Richard Grant Wrotham Pinot may also be a solution for those with a sensitivity to chemicals of any kind. This amazing wine is made from grapes which developed a natural immunity to the diseases that chemicals are usually used to spray against. Their immunity means that the grapes have been grown entirely free of chemical sprays of any kind. The taste is also quite amazing. See the Wine Lovers' Online Gift Store to order.
Another excellent source of wines made from organically grown grapes from France and around the world is the Organic Wine Company. Their web site contains a wealth of information about wine and health sensitivities.
Finally, recent evidence points to the presence of histamines in some wine (especially red wine) as being the real culprit for some people with sensitivities. For the average person, drinking extra water after drinking wine is usually sufficient to help clear their system of any negative influence.

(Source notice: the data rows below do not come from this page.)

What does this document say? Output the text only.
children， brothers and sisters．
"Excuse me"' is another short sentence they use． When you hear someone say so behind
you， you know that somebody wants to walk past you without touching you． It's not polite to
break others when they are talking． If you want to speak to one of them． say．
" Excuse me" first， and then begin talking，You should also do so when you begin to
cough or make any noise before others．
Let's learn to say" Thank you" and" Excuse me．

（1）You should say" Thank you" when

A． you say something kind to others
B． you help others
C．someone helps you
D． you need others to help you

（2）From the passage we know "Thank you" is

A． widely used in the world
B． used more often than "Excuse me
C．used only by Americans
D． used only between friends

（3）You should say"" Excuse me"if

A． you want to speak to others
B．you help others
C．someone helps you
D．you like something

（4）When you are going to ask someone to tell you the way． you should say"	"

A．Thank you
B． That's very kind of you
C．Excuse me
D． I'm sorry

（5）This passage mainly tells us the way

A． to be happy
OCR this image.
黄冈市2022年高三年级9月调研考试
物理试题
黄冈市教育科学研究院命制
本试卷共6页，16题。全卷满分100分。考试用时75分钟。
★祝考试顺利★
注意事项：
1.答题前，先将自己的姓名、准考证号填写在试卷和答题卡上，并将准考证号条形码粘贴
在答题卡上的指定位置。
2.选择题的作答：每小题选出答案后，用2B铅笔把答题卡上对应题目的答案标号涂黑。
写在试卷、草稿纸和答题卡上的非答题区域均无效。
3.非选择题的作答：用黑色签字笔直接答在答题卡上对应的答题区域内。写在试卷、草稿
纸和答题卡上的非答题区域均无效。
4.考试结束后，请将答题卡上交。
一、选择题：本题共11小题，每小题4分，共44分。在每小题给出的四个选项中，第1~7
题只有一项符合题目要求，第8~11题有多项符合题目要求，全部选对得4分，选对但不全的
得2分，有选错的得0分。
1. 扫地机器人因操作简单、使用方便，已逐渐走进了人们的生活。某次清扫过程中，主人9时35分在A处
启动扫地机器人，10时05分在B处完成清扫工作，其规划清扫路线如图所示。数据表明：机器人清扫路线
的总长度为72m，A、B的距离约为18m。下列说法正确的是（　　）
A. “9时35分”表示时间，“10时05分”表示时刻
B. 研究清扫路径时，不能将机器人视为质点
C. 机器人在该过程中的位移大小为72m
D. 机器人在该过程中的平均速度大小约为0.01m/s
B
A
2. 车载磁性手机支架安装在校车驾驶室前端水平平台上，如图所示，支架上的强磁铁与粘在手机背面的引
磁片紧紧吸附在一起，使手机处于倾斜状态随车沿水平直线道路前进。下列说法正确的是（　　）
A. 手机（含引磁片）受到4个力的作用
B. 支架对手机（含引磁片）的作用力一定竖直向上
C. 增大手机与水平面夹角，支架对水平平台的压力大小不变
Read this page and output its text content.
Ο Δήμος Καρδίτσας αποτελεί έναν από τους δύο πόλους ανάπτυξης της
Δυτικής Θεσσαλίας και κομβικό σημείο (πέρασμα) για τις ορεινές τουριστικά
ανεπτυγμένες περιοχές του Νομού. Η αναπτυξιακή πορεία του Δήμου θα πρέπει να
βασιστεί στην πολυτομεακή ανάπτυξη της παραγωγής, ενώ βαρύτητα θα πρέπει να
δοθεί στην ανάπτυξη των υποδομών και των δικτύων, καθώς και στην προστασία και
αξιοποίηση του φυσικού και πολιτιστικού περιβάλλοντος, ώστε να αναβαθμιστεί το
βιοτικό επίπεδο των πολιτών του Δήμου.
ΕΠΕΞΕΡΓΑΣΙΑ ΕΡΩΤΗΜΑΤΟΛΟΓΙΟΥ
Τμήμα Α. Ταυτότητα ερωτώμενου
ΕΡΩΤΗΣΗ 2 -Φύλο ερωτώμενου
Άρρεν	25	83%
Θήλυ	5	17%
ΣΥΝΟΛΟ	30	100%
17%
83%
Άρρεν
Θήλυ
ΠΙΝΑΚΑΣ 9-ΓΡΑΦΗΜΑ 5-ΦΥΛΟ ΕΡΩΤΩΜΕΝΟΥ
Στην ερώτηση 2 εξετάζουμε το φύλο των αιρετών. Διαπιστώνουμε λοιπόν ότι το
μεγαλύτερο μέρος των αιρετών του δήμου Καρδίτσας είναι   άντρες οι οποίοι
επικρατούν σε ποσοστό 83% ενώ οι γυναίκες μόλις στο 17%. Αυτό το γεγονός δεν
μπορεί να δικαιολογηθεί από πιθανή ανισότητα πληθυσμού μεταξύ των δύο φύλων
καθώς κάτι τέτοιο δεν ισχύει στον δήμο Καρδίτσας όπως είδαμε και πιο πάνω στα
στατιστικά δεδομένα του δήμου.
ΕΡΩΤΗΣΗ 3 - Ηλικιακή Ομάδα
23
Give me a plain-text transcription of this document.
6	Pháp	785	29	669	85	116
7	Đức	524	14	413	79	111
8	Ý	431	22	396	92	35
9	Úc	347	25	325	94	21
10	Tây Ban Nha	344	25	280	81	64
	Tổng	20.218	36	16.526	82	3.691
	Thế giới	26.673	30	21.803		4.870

Under relatively recent federal regulations governing organic labeling, a wine made with organic vineyard practices but using sulfites as a natural preservative must be labeled "Made with organically grown grapes." To qualify for the label "organic sulfite free," it must have no sulfites added during production; however, it may contain up to 10 parts per million naturally occurring sulfites, a small dose that occurs as a byproduct of fermentation. In short, "sulfite-free" isn't, really, although the sulfites are at such a low level that even sensitive individuals shouldn't be able to detect them.